War die Einführung des neuen Gesetzes gegen die Sklaverei ein Ergebnis gesellschaftlicher Auseinandersetzungen?

Der am 11. März dieses Jahres neu gewählte Präsident Sidi Ould Cheikh Abdallahi hatte im Wahlkampf versprochen, ein neues, wirksames Gesetz gegen die Sklaverei zu verabschieden. Die Sklaverei und das Problem der mauretanischen Flüchtlinge, die seit 1989 jenseits der Grenzen in Senegal und Mali leben, waren tatsächlich die Hauptthemen im diesjährigen Wahlkampf. Etwa 45 bis 55 Prozent der Bevölkerung sind Haratin. Genauere Zahlen gibt es nicht, da die Behörden sich bisher immer geweigert haben, eine Volkszählung durchzuführen. Aber da die Bevölkerung insgesamt nicht groß ist, Mauretanien hat weniger als drei Millionen Einwohner, und wegen der Kinderzahlen, die bei den Haratin wesentlich höher sind als bei der maurischen Oberschicht, gehen wir davon aus, dass die Haratin heute die Mehrheit bilden und entsprechend Druck auf die Regierung ausüben können.

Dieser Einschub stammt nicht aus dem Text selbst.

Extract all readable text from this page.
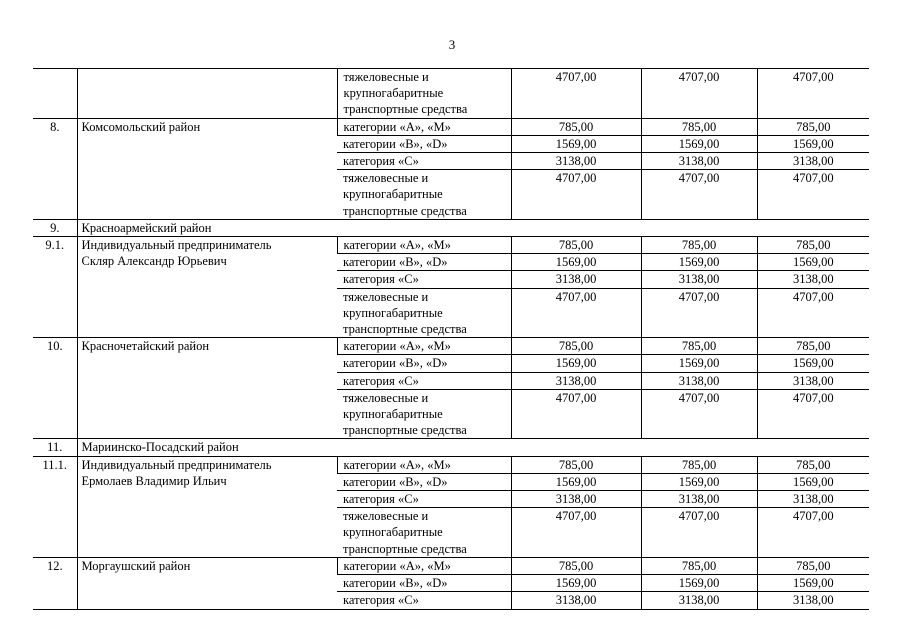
3
		тяжеловесные и
крупногабаритные
транспортные средства	4707,00	4707,00	4707,00
8.	Комсомольский район	категории «А», «М»	785,00	785,00	785,00
		категории «В», «D»	1569,00	1569,00	1569,00
		категория «С»	3138,00	3138,00	3138,00
		тяжеловесные и
крупногабаритные
транспортные средства	4707,00	4707,00	4707,00
9.	Красноармейский район				
9.1.	Индивидуальный предприниматель
Скляр Александр Юрьевич	категории «А», «М»	785,00	785,00	785,00
		категории «В», «D»	1569,00	1569,00	1569,00
		категория «С»	3138,00	3138,00	3138,00
		тяжеловесные и
крупногабаритные
транспортные средства	4707,00	4707,00	4707,00
10.	Красночетайский район	категории «А», «М»	785,00	785,00	785,00
		категории «В», «D»	1569,00	1569,00	1569,00
		категория «С»	3138,00	3138,00	3138,00
		тяжеловесные и
крупногабаритные
транспортные средства	4707,00	4707,00	4707,00
11.	Мариинско-Посадский район				
11.1.	Индивидуальный предприниматель
Ермолаев Владимир Ильич	категории «А», «М»	785,00	785,00	785,00
		категории «В», «D»	1569,00	1569,00	1569,00
		категория «С»	3138,00	3138,00	3138,00
		тяжеловесные и
крупногабаритные
транспортные средства	4707,00	4707,00	4707,00
12.	Моргаушский район	категории «А», «М»	785,00	785,00	785,00
		категории «В», «D»	1569,00	1569,00	1569,00
		категория «С»	3138,00	3138,00	3138,00
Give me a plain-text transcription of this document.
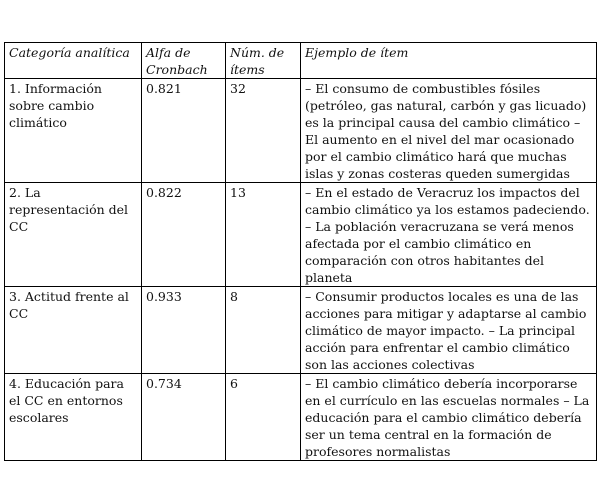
Categoría analítica	Alfa de Cronbach	Núm. de ítems	Ejemplo de ítem
1. Información sobre cambio climático	0.821	32	– El consumo de combustibles fósiles (petróleo, gas natural, carbón y gas licuado) es la principal causa del cambio climático – El aumento en el nivel del mar ocasionado por el cambio climático hará que muchas islas y zonas costeras queden sumergidas
2. La representación del CC	0.822	13	– En el estado de Veracruz los impactos del cambio climático ya los estamos padeciendo. – La población veracruzana se verá menos afectada por el cambio climático en comparación con otros habitantes del planeta
3. Actitud frente al CC	0.933	8	– Consumir productos locales es una de las acciones para mitigar y adaptarse al cambio climático de mayor impacto. – La principal acción para enfrentar el cambio climático son las acciones colectivas
4. Educación para el CC en entornos escolares	0.734	6	– El cambio climático debería incorporarse en el currículo en las escuelas normales – La educación para el cambio climático debería ser un tema central en la formación de profesores normalistas
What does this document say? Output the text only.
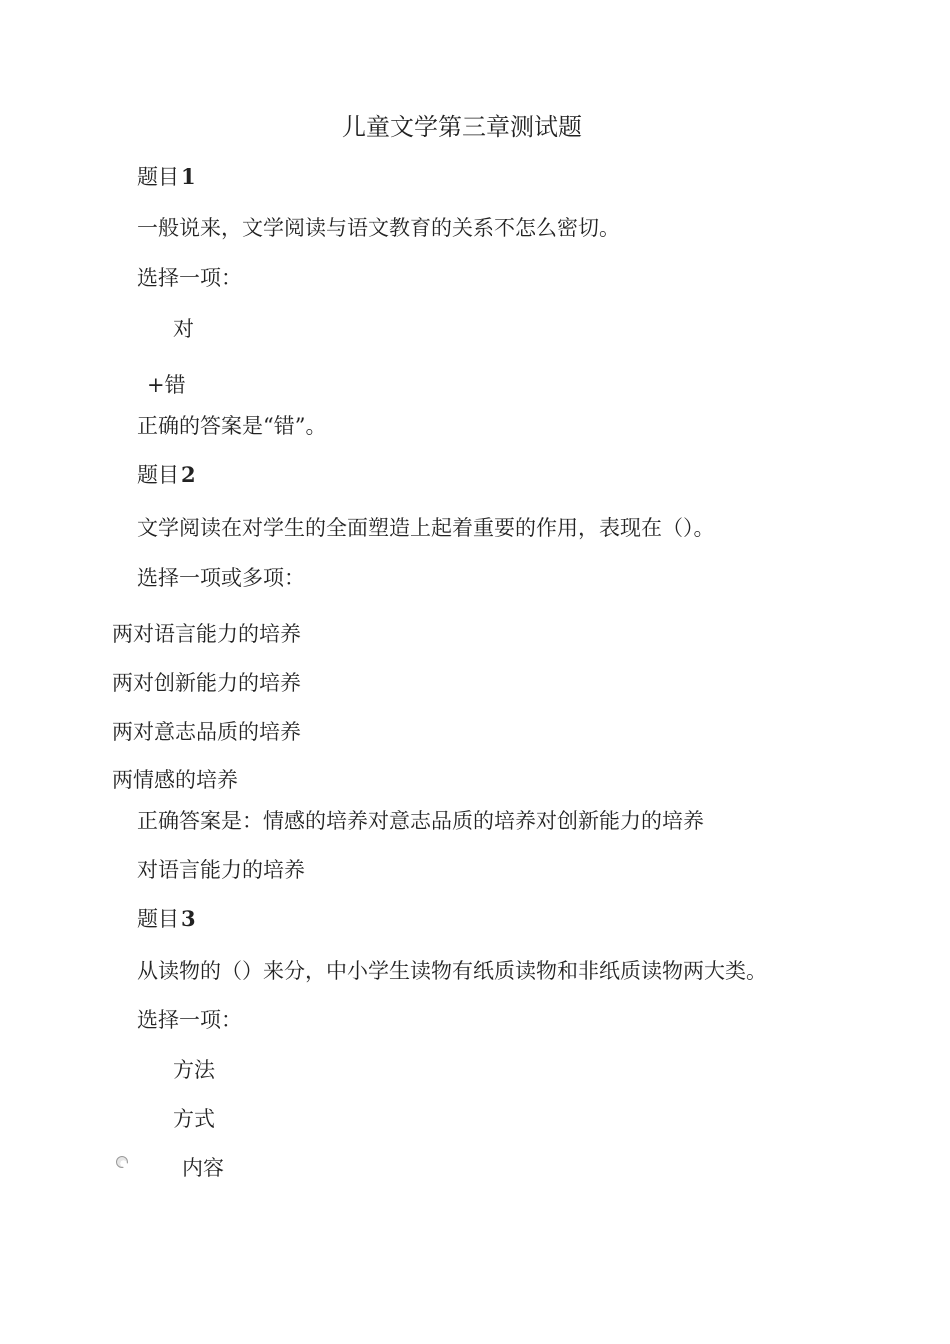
儿童文学第三章测试题
题目1
一般说来，文学阅读与语文教育的关系不怎么密切。
选择一项：
对
+错
正确的答案是“错”。
题目2
文学阅读在对学生的全面塑造上起着重要的作用，表现在（）。
选择一项或多项：
两对语言能力的培养
两对创新能力的培养
两对意志品质的培养
两情感的培养
正确答案是：情感的培养对意志品质的培养对创新能力的培养
对语言能力的培养
题目3
从读物的（）来分，中小学生读物有纸质读物和非纸质读物两大类。
选择一项：
方法
方式
内容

Wird das neue Gesetz die Sklaverei in Mauretanien nun effektiv abschaffen?

Ich bin verhalten optimistisch. Grundsätzlich begrüßen wir das Gesetz, denn es gibt uns einen juristischen Rahmen, um zukünftig handeln und Prozesse führen zu können, wenn sich Opfer von Sklaverei an unsere Vereinigung oder auch an die Behörden wenden. Es wird wichtig sein, darauf zu achten, dass den Prozessen auch tatsächlich Verurteilungen folgen und dass keine behördliche Verschleppung stattfindet. Ferner bedeutet dieses Gesetz, dass der mauretanische Staat offiziell anerkannt hat, dass die Sklaverei in Mauretanien noch existiert und ein Problem darstellt.

Ich stelle aber keinen Blankoscheck aus und verfalle nicht blind in einen Freudentaumel. Die Arbeit fängt erst an. Jetzt geht es darum, die Öffentlichkeit zu sensibilisieren, um die tief in der Gesellschaft verankerten Vorstellungen über Abhängigkeitsverhältnisse zu verändern. Dabei spielen das Radio und das Fernsehen eine wichtige Rolle. Ferner müssen ökonomische Bedingungen geschaffen werden, die es einem früheren Sklaven erlauben, sich eine eigene soziale Existenz aufzubauen, wenn er seinen Herrn verlässt. Wichtig ist auch die Einführung einer allgemeinen Schulpflicht für alle Mauretanier, speziell für die Kinder der Haratin. Der juristische Rahmen für die Bekämpfung der Sklaverei ist nun vorhanden, jetzt muss er konkret ausgefüllt werden.